The China Lake Model (or China Lake Pump-Action Grenade Launcher) is a pump-action grenade launcher that was developed by the Special Projects Division of the China Lake Naval Weapons Center, which provided equipment to Navy SEALs during the Vietnam War.
Though meant for the SEAL Teams, a handful were used by Marine Force Recon and Army 5th Special Forces Group. The best information available indicates that a total of 23 units were produced with one going to the USMC Force Recon and another going to US Army Special Forces MAC-V SOG.
Since it was made on an ad hoc basis for special operations forces, it was not formally adopted and has no official designation. It is sometimes mistakenly referred to as the "China Lake NATIC" or as the EX-41.
The EX-41 was a developmental weapon conceived in the 1980s and based in part on the combat experiences of the Navy SEALs with the Pump-Action 40mm launcher in Vietnam. The concept of the EX-41 was considered sound but it never developed past the prototype stage. It was a completely different weapon from the China Lake Pump-Action design but showed a continuing interest in a lightweight repeating 40mm grenade launcher.

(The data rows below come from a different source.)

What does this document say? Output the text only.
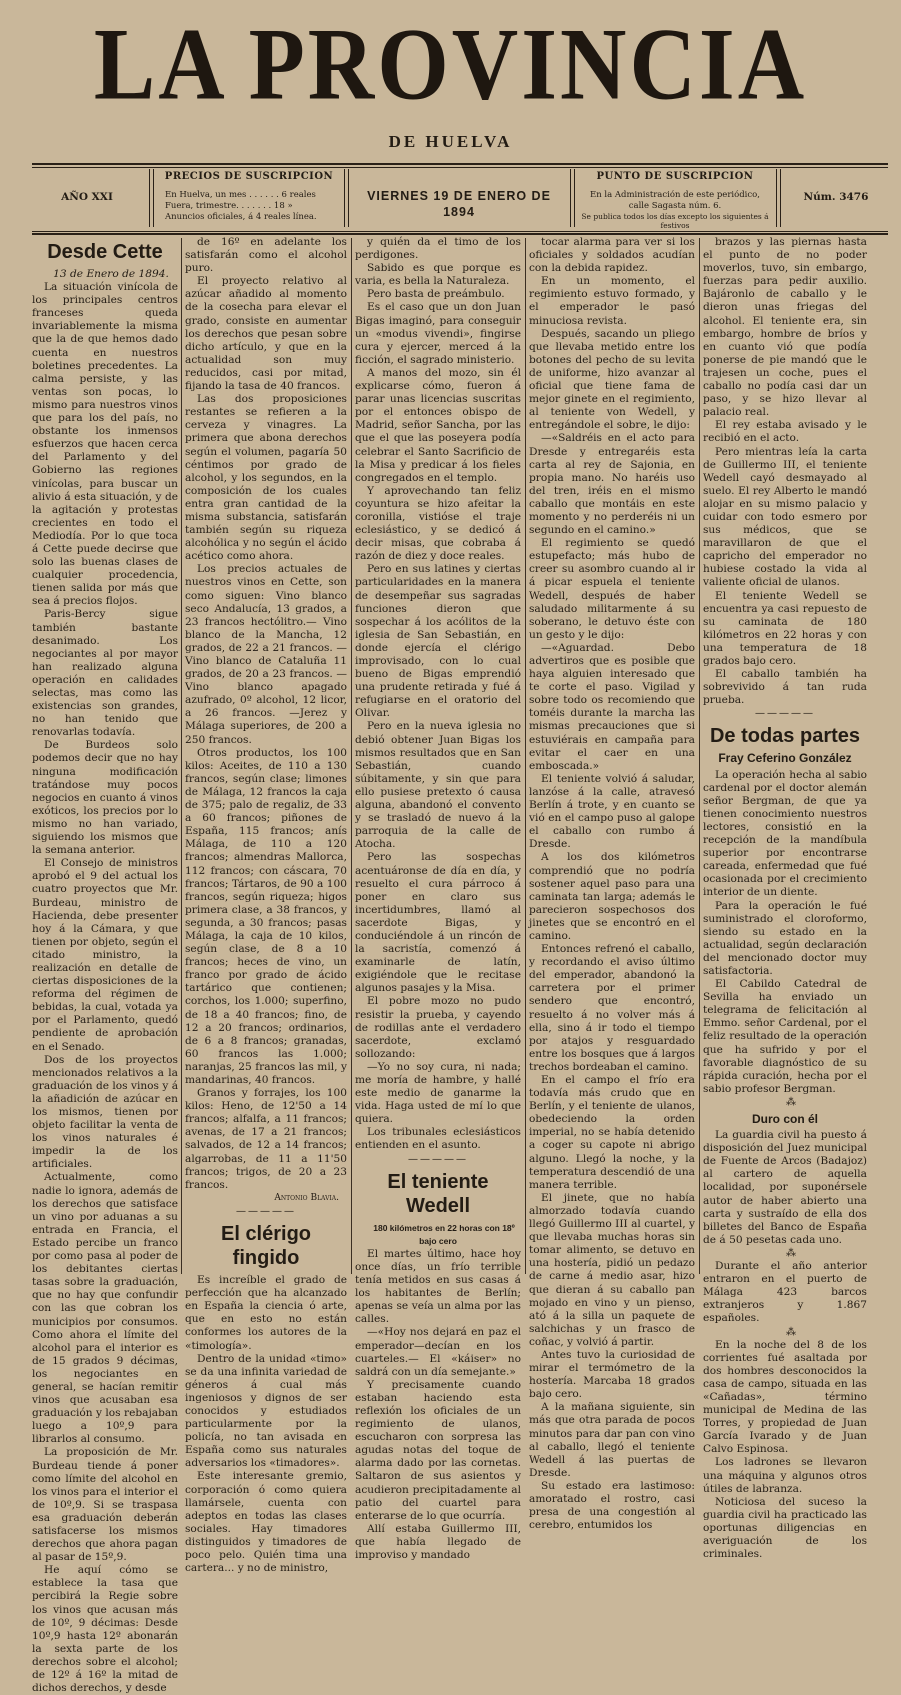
LA PROVINCIA
DE HUELVA
AÑO XXI
PRECIOS DE SUSCRIPCION
En Huelva, un mes . . . . . . 6 reales
Fuera, trimestre. . . . . . . 18 »
Anuncios oficiales, á 4 reales línea.
VIERNES 19 DE ENERO DE 1894
PUNTO DE SUSCRIPCION
En la Administración de este periódico,
calle Sagasta núm. 6.
Se publica todos los días excepto los siguientes á festivos
Núm. 3476
Desde Cette

13 de Enero de 1894.

La situación vinícola de los principales centros franceses queda invariablemente la misma que la de que hemos dado cuenta en nuestros boletines precedentes. La calma persiste, y las ventas son pocas, lo mismo para nuestros vinos que para los del país, no obstante los inmensos esfuerzos que hacen cerca del Parlamento y del Gobierno las regiones vinícolas, para buscar un alivio á esta situación, y de la agitación y protestas crecientes en todo el Mediodía. Por lo que toca á Cette puede decirse que solo las buenas clases de cualquier procedencia, tienen salida por más que sea á precios flojos.

Paris-Bercy sigue también bastante desanimado. Los negociantes al por mayor han realizado alguna operación en calidades selectas, mas como las existencias son grandes, no han tenido que renovarlas todavía.

De Burdeos solo podemos decir que no hay ninguna modificación tratándose muy pocos negocios en cuanto á vinos exóticos, los precios por lo mismo no han variado, siguiendo los mismos que la semana anterior.

El Consejo de ministros aprobó el 9 del actual los cuatro proyectos que Mr. Burdeau, ministro de Hacienda, debe presenter hoy á la Cámara, y que tienen por objeto, según el citado ministro, la realización en detalle de ciertas disposiciones de la reforma del régimen de bebidas, la cual, votada ya por el Parlamento, quedó pendiente de aprobación en el Senado.

Dos de los proyectos mencionados relativos a la graduación de los vinos y á la añadición de azúcar en los mismos, tienen por objeto facilitar la venta de los vinos naturales é impedir la de los artificiales.

Actualmente, como nadie lo ignora, además de los derechos que satisface un vino por aduanas a su entrada en Francia, el Estado percibe un franco por como pasa al poder de los debitantes ciertas tasas sobre la graduación, que no hay que confundir con las que cobran los municipios por consumos. Como ahora el límite del alcohol para el interior es de 15 grados 9 décimas, los negociantes en general, se hacían remitir vinos que acusaban esa graduación y los rebajaban luego a 10º,9 para librarlos al consumo.

La proposición de Mr. Burdeau tiende á poner como límite del alcohol en los vinos para el interior el de 10º,9. Si se traspasa esa graduación deberán satisfacerse los mismos derechos que ahora pagan al pasar de 15º,9.

He aquí cómo se establece la tasa que percibirá la Regie sobre los vinos que acusan más de 10º, 9 décimas: Desde 10º,9 hasta 12º abonarán la sexta parte de los derechos sobre el alcohol; de 12º á 16º la mitad de dichos derechos, y desde

de 16º en adelante los satisfarán como el alcohol puro.

El proyecto relativo al azúcar añadido al momento de la cosecha para elevar el grado, consiste en aumentar los derechos que pesan sobre dicho artículo, y que en la actualidad son muy reducidos, casi por mitad, fijando la tasa de 40 francos.

Las dos proposiciones restantes se refieren a la cerveza y vinagres. La primera que abona derechos según el volumen, pagaría 50 céntimos por grado de alcohol, y los segundos, en la composición de los cuales entra gran cantidad de la misma substancia, satisfarán también según su riqueza alcohólica y no según el ácido acético como ahora.

Los precios actuales de nuestros vinos en Cette, son como siguen: Vino blanco seco Andalucía, 13 grados, a 23 francos hectólitro.— Vino blanco de la Mancha, 12 grados, de 22 a 21 francos. —Vino blanco de Cataluña 11 grados, de 20 a 23 francos. —Vino blanco apagado azufrado, 0º alcohol, 12 licor, a 26 francos. —Jerez y Málaga superiores, de 200 a 250 francos.

Otros productos, los 100 kilos: Aceites, de 110 a 130 francos, según clase; limones de Málaga, 12 francos la caja de 375; palo de regaliz, de 33 a 60 francos; piñones de España, 115 francos; anís Málaga, de 110 a 120 francos; almendras Mallorca, 112 francos; con cáscara, 70 francos; Tártaros, de 90 a 100 francos, según riqueza; higos primera clase, a 38 francos, y segunda, a 30 francos; pasas Málaga, la caja de 10 kilos, según clase, de 8 a 10 francos; heces de vino, un franco por grado de ácido tartárico que contienen; corchos, los 1.000; superfino, de 18 a 40 francos; fino, de 12 a 20 francos; ordinarios, de 6 a 8 francos; granadas, 60 francos las 1.000; naranjas, 25 francos las mil, y mandarinas, 40 francos.

Granos y forrajes, los 100 kilos: Heno, de 12'50 a 14 francos; alfalfa, a 11 francos; avenas, de 17 a 21 francos; salvados, de 12 a 14 francos; algarrobas, de 11 a 11'50 francos; trigos, de 20 a 23 francos.

Antonio Blavia.

—————
El clérigo fingido

Es increíble el grado de perfección que ha alcanzado en España la ciencia ó arte, que en esto no están conformes los autores de la «timología».

Dentro de la unidad «timo» se da una infinita variedad de géneros á cual más ingeniosos y dignos de ser conocidos y estudiados particularmente por la policía, no tan avisada en España como sus naturales adversarios los «timadores».

Este interesante gremio, corporación ó como quiera llamársele, cuenta con adeptos en todas las clases sociales. Hay timadores distinguidos y timadores de poco pelo. Quién tima una cartera... y no de ministro,

y quién da el timo de los perdigones.

Sabido es que porque es varia, es bella la Naturaleza.

Pero basta de preámbulo.

Es el caso que un don Juan Bigas imaginó, para conseguir un «modus vivendi», fingirse cura y ejercer, merced á la ficción, el sagrado ministerio.

A manos del mozo, sin él explicarse cómo, fueron á parar unas licencias suscritas por el entonces obispo de Madrid, señor Sancha, por las que el que las poseyera podía celebrar el Santo Sacrificio de la Misa y predicar á los fieles congregados en el templo.

Y aprovechando tan feliz coyuntura se hizo afeitar la coronilla, vistióse el traje eclesiástico, y se dedicó á decir misas, que cobraba á razón de diez y doce reales.

Pero en sus latines y ciertas particularidades en la manera de desempeñar sus sagradas funciones dieron que sospechar á los acólitos de la iglesia de San Sebastián, en donde ejercía el clérigo improvisado, con lo cual bueno de Bigas emprendió una prudente retirada y fué á refugiarse en el oratorio del Olivar.

Pero en la nueva iglesia no debió obtener Juan Bigas los mismos resultados que en San Sebastián, cuando súbitamente, y sin que para ello pusiese pretexto ó causa alguna, abandonó el convento y se trasladó de nuevo á la parroquia de la calle de Atocha.

Pero las sospechas acentuáronse de día en día, y resuelto el cura párroco á poner en claro sus incertidumbres, llamó al sacerdote Bigas, y conduciéndole á un rincón de la sacristía, comenzó á examinarle de latín, exigiéndole que le recitase algunos pasajes y la Misa.

El pobre mozo no pudo resistir la prueba, y cayendo de rodillas ante el verdadero sacerdote, exclamó sollozando:

—Yo no soy cura, ni nada; me moría de hambre, y hallé este medio de ganarme la vida. Haga usted de mí lo que quiera.

Los tribunales eclesiásticos entienden en el asunto.

—————
El teniente Wedell

180 kilómetros en 22 horas con 18º bajo cero

El martes último, hace hoy once días, un frío terrible tenía metidos en sus casas á los habitantes de Berlín; apenas se veía un alma por las calles.

—«Hoy nos dejará en paz el emperador—decían en los cuarteles.— El «káiser» no saldrá con un día semejante.»

Y precisamente cuando estaban haciendo esta reflexión los oficiales de un regimiento de ulanos, escucharon con sorpresa las agudas notas del toque de alarma dado por las cornetas. Saltaron de sus asientos y acudieron precipitadamente al patio del cuartel para enterarse de lo que ocurría.

Allí estaba Guillermo III, que había llegado de improviso y mandado

tocar alarma para ver si los oficiales y soldados acudían con la debida rapidez.

En un momento, el regimiento estuvo formado, y el emperador le pasó minuciosa revista.

Después, sacando un pliego que llevaba metido entre los botones del pecho de su levita de uniforme, hizo avanzar al oficial que tiene fama de mejor ginete en el regimiento, al teniente von Wedell, y entregándole el sobre, le dijo:

—«Saldréis en el acto para Dresde y entregaréis esta carta al rey de Sajonia, en propia mano. No haréis uso del tren, iréis en el mismo caballo que montáis en este momento y no perderéis ni un segundo en el camino.»

El regimiento se quedó estupefacto; más hubo de creer su asombro cuando al ir á picar espuela el teniente Wedell, después de haber saludado militarmente á su soberano, le detuvo éste con un gesto y le dijo:

—«Aguardad. Debo advertiros que es posible que haya alguien interesado que te corte el paso. Vigilad y sobre todo os recomiendo que toméis durante la marcha las mismas precauciones que si estuviérais en campaña para evitar el caer en una emboscada.»

El teniente volvió á saludar, lanzóse á la calle, atravesó Berlín á trote, y en cuanto se vió en el campo puso al galope el caballo con rumbo á Dresde.

A los dos kilómetros comprendió que no podría sostener aquel paso para una caminata tan larga; además le parecieron sospechosos dos jinetes que se encontró en el camino.

Entonces refrenó el caballo, y recordando el aviso último del emperador, abandonó la carretera por el primer sendero que encontró, resuelto á no volver más á ella, sino á ir todo el tiempo por atajos y resguardado entre los bosques que á largos trechos bordeaban el camino.

En el campo el frío era todavía más crudo que en Berlín, y el teniente de ulanos, obedeciendo la orden imperial, no se había detenido a coger su capote ni abrigo alguno. Llegó la noche, y la temperatura descendió de una manera terrible.

El jinete, que no había almorzado todavía cuando llegó Guillermo III al cuartel, y que llevaba muchas horas sin tomar alimento, se detuvo en una hostería, pidió un pedazo de carne á medio asar, hizo que dieran á su caballo pan mojado en vino y un pienso, ató á la silla un paquete de salchichas y un frasco de coñac, y volvió á partir.

Antes tuvo la curiosidad de mirar el termómetro de la hostería. Marcaba 18 grados bajo cero.

A la mañana siguiente, sin más que otra parada de pocos minutos para dar pan con vino al caballo, llegó el teniente Wedell á las puertas de Dresde.

Su estado era lastimoso: amoratado el rostro, casi presa de una congestión al cerebro, entumidos los

brazos y las piernas hasta el punto de no poder moverlos, tuvo, sin embargo, fuerzas para pedir auxilio. Bajáronlo de caballo y le dieron unas friegas del alcohol. El teniente era, sin embargo, hombre de bríos y en cuanto vió que podía ponerse de pie mandó que le trajesen un coche, pues el caballo no podía casi dar un paso, y se hizo llevar al palacio real.

El rey estaba avisado y le recibió en el acto.

Pero mientras leía la carta de Guillermo III, el teniente Wedell cayó desmayado al suelo. El rey Alberto le mandó alojar en su mismo palacio y cuidar con todo esmero por sus médicos, que se maravillaron de que el capricho del emperador no hubiese costado la vida al valiente oficial de ulanos.

El teniente Wedell se encuentra ya casi repuesto de su caminata de 180 kilómetros en 22 horas y con una temperatura de 18 grados bajo cero.

El caballo también ha sobrevivido á tan ruda prueba.

—————
De todas partes
Fray Ceferino González

La operación hecha al sabio cardenal por el doctor alemán señor Bergman, de que ya tienen conocimiento nuestros lectores, consistió en la recepción de la mandíbula superior por encontrarse careada, enfermedad que fué ocasionada por el crecimiento interior de un diente.

Para la operación le fué suministrado el cloroformo, siendo su estado en la actualidad, según declaración del mencionado doctor muy satisfactoria.

El Cabildo Catedral de Sevilla ha enviado un telegrama de felicitación al Emmo. señor Cardenal, por el feliz resultado de la operación que ha sufrido y por el favorable diagnóstico de su rápida curación, hecha por el sabio profesor Bergman.

⁂

Duro con él

La guardia civil ha puesto á disposición del Juez municipal de Fuente de Arcos (Badajoz) al cartero de aquella localidad, por suponérsele autor de haber abierto una carta y sustraído de ella dos billetes del Banco de España de á 50 pesetas cada uno.

⁂

Durante el año anterior entraron en el puerto de Málaga 423 barcos extranjeros y 1.867 españoles.

⁂

En la noche del 8 de los corrientes fué asaltada por dos hombres desconocidos la casa de campo, situada en las «Cañadas», término municipal de Medina de las Torres, y propiedad de Juan García Ivarado y de Juan Calvo Espinosa.

Los ladrones se llevaron una máquina y algunos otros útiles de labranza.

Noticiosa del suceso la guardia civil ha practicado las oportunas diligencias en averiguación de los criminales.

An effort to produce an improved version of the weapon began in 1992 when Samuel "Dutch" Hillenburg, a firearms writer specializing in military weapons, teamed up with master machinist Brian Fauci.
In 2003, they achieved a breakthrough and were able to convince fellow writer and firearms enthusiast Captain Monty Mendenhall to finance their research effort. By 2004, they had a functional prototype and had formed Trident Enterprises Ltd. to continue their work on the project.
Trident is currently seeking to license their intellectual property for a royalty on each weapon produced.